After setting up VPC peering, customers will need to add a route in their route table to the Ursa peering connection, covering the CIDR range of the Ursa VPC, and should add an inbound rule to the default VPC security group allowing ingress from the Ursa CIDR.

6.2 Grant S3 access to the Ursa Studio IAM role

If Ursa Studio will have to manage the import of flat files into the customer database, customers will need to amend their S3 Bucket Policy to grant access to the IAM role from the Ursa Health account. Read-only access should be given to the import buckets, and read/write access should be given to the export bucket. If the appropriate data is already present in the customer database and flat file import is not necessary, then this step does not need to be taken.
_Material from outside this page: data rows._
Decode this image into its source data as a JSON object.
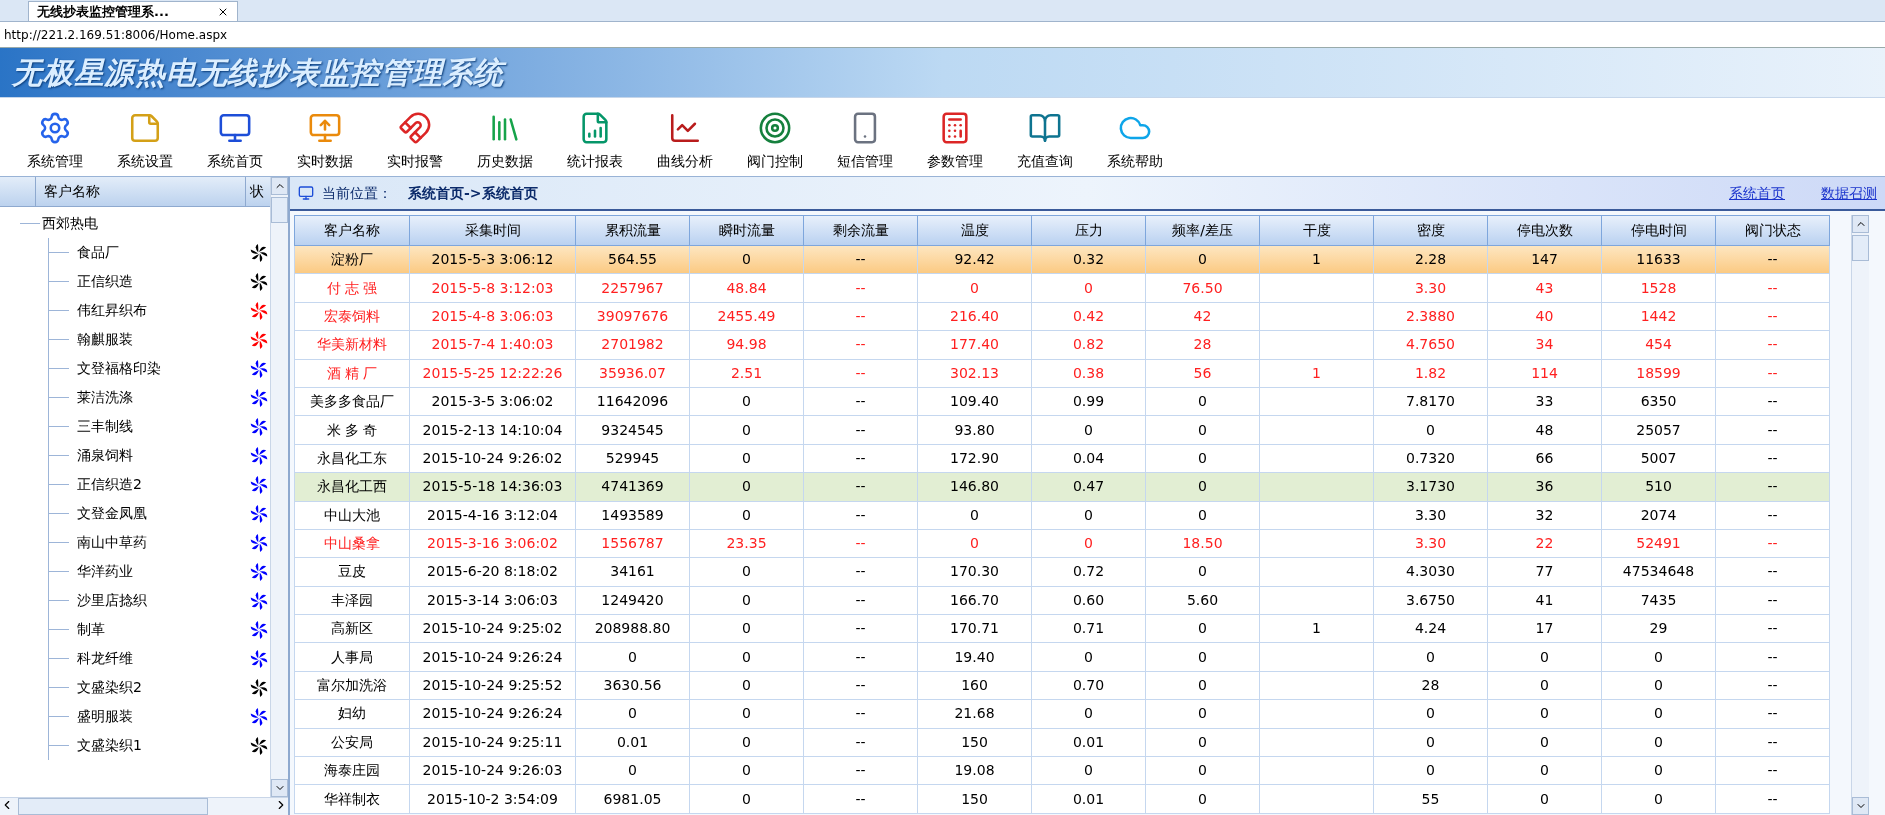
{
  "browser": {
    "tab_title": "无线抄表监控管理系...",
    "address": "http://221.2.169.51:8006/Home.aspx"
  },
  "banner": {
    "title": "无极星源热电无线抄表监控管理系统"
  },
  "toolbar": [
    {
      "label": "系统管理",
      "kind": "gear"
    },
    {
      "label": "系统设置",
      "kind": "note"
    },
    {
      "label": "系统首页",
      "kind": "monitor"
    },
    {
      "label": "实时数据",
      "kind": "import"
    },
    {
      "label": "实时报警",
      "kind": "magnet"
    },
    {
      "label": "历史数据",
      "kind": "binders"
    },
    {
      "label": "统计报表",
      "kind": "report"
    },
    {
      "label": "曲线分析",
      "kind": "chart"
    },
    {
      "label": "阀门控制",
      "kind": "target"
    },
    {
      "label": "短信管理",
      "kind": "phone"
    },
    {
      "label": "参数管理",
      "kind": "calc"
    },
    {
      "label": "充值查询",
      "kind": "books"
    },
    {
      "label": "系统帮助",
      "kind": "cloud"
    }
  ],
  "sidebar": {
    "columns": [
      "客户名称",
      "状"
    ],
    "tree": [
      {
        "label": "西郊热电",
        "children": [
          {
            "label": "食品厂",
            "color": "#000000"
          },
          {
            "label": "正信织造",
            "color": "#000000"
          },
          {
            "label": "伟红昇织布",
            "color": "#ff0000"
          },
          {
            "label": "翰麒服装",
            "color": "#ff0000"
          },
          {
            "label": "文登福格印染",
            "color": "#0000ff"
          },
          {
            "label": "莱洁洗涤",
            "color": "#0000ff"
          },
          {
            "label": "三丰制线",
            "color": "#0000ff"
          },
          {
            "label": "涌泉饲料",
            "color": "#0000ff"
          },
          {
            "label": "正信织造2",
            "color": "#0000ff"
          },
          {
            "label": "文登金凤凰",
            "color": "#0000ff"
          },
          {
            "label": "南山中草药",
            "color": "#0000ff"
          },
          {
            "label": "华洋药业",
            "color": "#0000ff"
          },
          {
            "label": "沙里店捻织",
            "color": "#0000ff"
          },
          {
            "label": "制革",
            "color": "#0000ff"
          },
          {
            "label": "科龙纤维",
            "color": "#0000ff"
          },
          {
            "label": "文盛染织2",
            "color": "#000000"
          },
          {
            "label": "盛明服装",
            "color": "#0000ff"
          },
          {
            "label": "文盛染织1",
            "color": "#000000"
          }
        ]
      }
    ]
  },
  "breadcrumb": {
    "label": "当前位置：",
    "path": "系统首页->系统首页"
  },
  "links": [
    "系统首页",
    "数据召测"
  ],
  "table": {
    "columns": [
      "客户名称",
      "采集时间",
      "累积流量",
      "瞬时流量",
      "剩余流量",
      "温度",
      "压力",
      "频率/差压",
      "干度",
      "密度",
      "停电次数",
      "停电时间",
      "阀门状态"
    ],
    "rows": [
      {
        "selected": true,
        "hovered": false,
        "alarm": false,
        "cells": [
          "淀粉厂",
          "2015-5-3 3:06:12",
          "564.55",
          "0",
          "--",
          "92.42",
          "0.32",
          "0",
          "1",
          "2.28",
          "147",
          "11633",
          "--"
        ]
      },
      {
        "selected": false,
        "hovered": false,
        "alarm": true,
        "cells": [
          "付 志 强",
          "2015-5-8 3:12:03",
          "2257967",
          "48.84",
          "--",
          "0",
          "0",
          "76.50",
          "",
          "3.30",
          "43",
          "1528",
          "--"
        ]
      },
      {
        "selected": false,
        "hovered": false,
        "alarm": true,
        "cells": [
          "宏泰饲料",
          "2015-4-8 3:06:03",
          "39097676",
          "2455.49",
          "--",
          "216.40",
          "0.42",
          "42",
          "",
          "2.3880",
          "40",
          "1442",
          "--"
        ]
      },
      {
        "selected": false,
        "hovered": false,
        "alarm": true,
        "cells": [
          "华美新材料",
          "2015-7-4 1:40:03",
          "2701982",
          "94.98",
          "--",
          "177.40",
          "0.82",
          "28",
          "",
          "4.7650",
          "34",
          "454",
          "--"
        ]
      },
      {
        "selected": false,
        "hovered": false,
        "alarm": true,
        "cells": [
          "酒 精 厂",
          "2015-5-25 12:22:26",
          "35936.07",
          "2.51",
          "--",
          "302.13",
          "0.38",
          "56",
          "1",
          "1.82",
          "114",
          "18599",
          "--"
        ]
      },
      {
        "selected": false,
        "hovered": false,
        "alarm": false,
        "cells": [
          "美多多食品厂",
          "2015-3-5 3:06:02",
          "11642096",
          "0",
          "--",
          "109.40",
          "0.99",
          "0",
          "",
          "7.8170",
          "33",
          "6350",
          "--"
        ]
      },
      {
        "selected": false,
        "hovered": false,
        "alarm": false,
        "cells": [
          "米 多 奇",
          "2015-2-13 14:10:04",
          "9324545",
          "0",
          "--",
          "93.80",
          "0",
          "0",
          "",
          "0",
          "48",
          "25057",
          "--"
        ]
      },
      {
        "selected": false,
        "hovered": false,
        "alarm": false,
        "cells": [
          "永昌化工东",
          "2015-10-24 9:26:02",
          "529945",
          "0",
          "--",
          "172.90",
          "0.04",
          "0",
          "",
          "0.7320",
          "66",
          "5007",
          "--"
        ]
      },
      {
        "selected": false,
        "hovered": true,
        "alarm": false,
        "cells": [
          "永昌化工西",
          "2015-5-18 14:36:03",
          "4741369",
          "0",
          "--",
          "146.80",
          "0.47",
          "0",
          "",
          "3.1730",
          "36",
          "510",
          "--"
        ]
      },
      {
        "selected": false,
        "hovered": false,
        "alarm": false,
        "cells": [
          "中山大池",
          "2015-4-16 3:12:04",
          "1493589",
          "0",
          "--",
          "0",
          "0",
          "0",
          "",
          "3.30",
          "32",
          "2074",
          "--"
        ]
      },
      {
        "selected": false,
        "hovered": false,
        "alarm": true,
        "cells": [
          "中山桑拿",
          "2015-3-16 3:06:02",
          "1556787",
          "23.35",
          "--",
          "0",
          "0",
          "18.50",
          "",
          "3.30",
          "22",
          "52491",
          "--"
        ]
      },
      {
        "selected": false,
        "hovered": false,
        "alarm": false,
        "cells": [
          "豆皮",
          "2015-6-20 8:18:02",
          "34161",
          "0",
          "--",
          "170.30",
          "0.72",
          "0",
          "",
          "4.3030",
          "77",
          "47534648",
          "--"
        ]
      },
      {
        "selected": false,
        "hovered": false,
        "alarm": false,
        "cells": [
          "丰泽园",
          "2015-3-14 3:06:03",
          "1249420",
          "0",
          "--",
          "166.70",
          "0.60",
          "5.60",
          "",
          "3.6750",
          "41",
          "7435",
          "--"
        ]
      },
      {
        "selected": false,
        "hovered": false,
        "alarm": false,
        "cells": [
          "高新区",
          "2015-10-24 9:25:02",
          "208988.80",
          "0",
          "--",
          "170.71",
          "0.71",
          "0",
          "1",
          "4.24",
          "17",
          "29",
          "--"
        ]
      },
      {
        "selected": false,
        "hovered": false,
        "alarm": false,
        "cells": [
          "人事局",
          "2015-10-24 9:26:24",
          "0",
          "0",
          "--",
          "19.40",
          "0",
          "0",
          "",
          "0",
          "0",
          "0",
          "--"
        ]
      },
      {
        "selected": false,
        "hovered": false,
        "alarm": false,
        "cells": [
          "富尔加洗浴",
          "2015-10-24 9:25:52",
          "3630.56",
          "0",
          "--",
          "160",
          "0.70",
          "0",
          "",
          "28",
          "0",
          "0",
          "--"
        ]
      },
      {
        "selected": false,
        "hovered": false,
        "alarm": false,
        "cells": [
          "妇幼",
          "2015-10-24 9:26:24",
          "0",
          "0",
          "--",
          "21.68",
          "0",
          "0",
          "",
          "0",
          "0",
          "0",
          "--"
        ]
      },
      {
        "selected": false,
        "hovered": false,
        "alarm": false,
        "cells": [
          "公安局",
          "2015-10-24 9:25:11",
          "0.01",
          "0",
          "--",
          "150",
          "0.01",
          "0",
          "",
          "0",
          "0",
          "0",
          "--"
        ]
      },
      {
        "selected": false,
        "hovered": false,
        "alarm": false,
        "cells": [
          "海泰庄园",
          "2015-10-24 9:26:03",
          "0",
          "0",
          "--",
          "19.08",
          "0",
          "0",
          "",
          "0",
          "0",
          "0",
          "--"
        ]
      },
      {
        "selected": false,
        "hovered": false,
        "alarm": false,
        "cells": [
          "华祥制衣",
          "2015-10-2 3:54:09",
          "6981.05",
          "0",
          "--",
          "150",
          "0.01",
          "0",
          "",
          "55",
          "0",
          "0",
          "--"
        ]
      }
    ]
  }
}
6.3 Create service account credentials for the customer database

Ursa Studio will need to be passed a database URL including the hostname, port, database name, username and password of a sufficiently credentialed database user. Our best practice is to give the service account user read-only access into the necessary source schemas, and read/write access into a dedicated “ursa” schema, into which Ursa Studio will conducts its transformations.

6.4 Allow inbound traffic from Ursa Studio’s Fargate security group to the customer database

When Ursa Health sets up their Fargate service to run Ursa Studio, they can provide the account ID and security group name of the Fargate service. Clients will have to amend the inbound traffic of the security group governing their RDS or Redshift database to allow inbound traffic on the applicable port.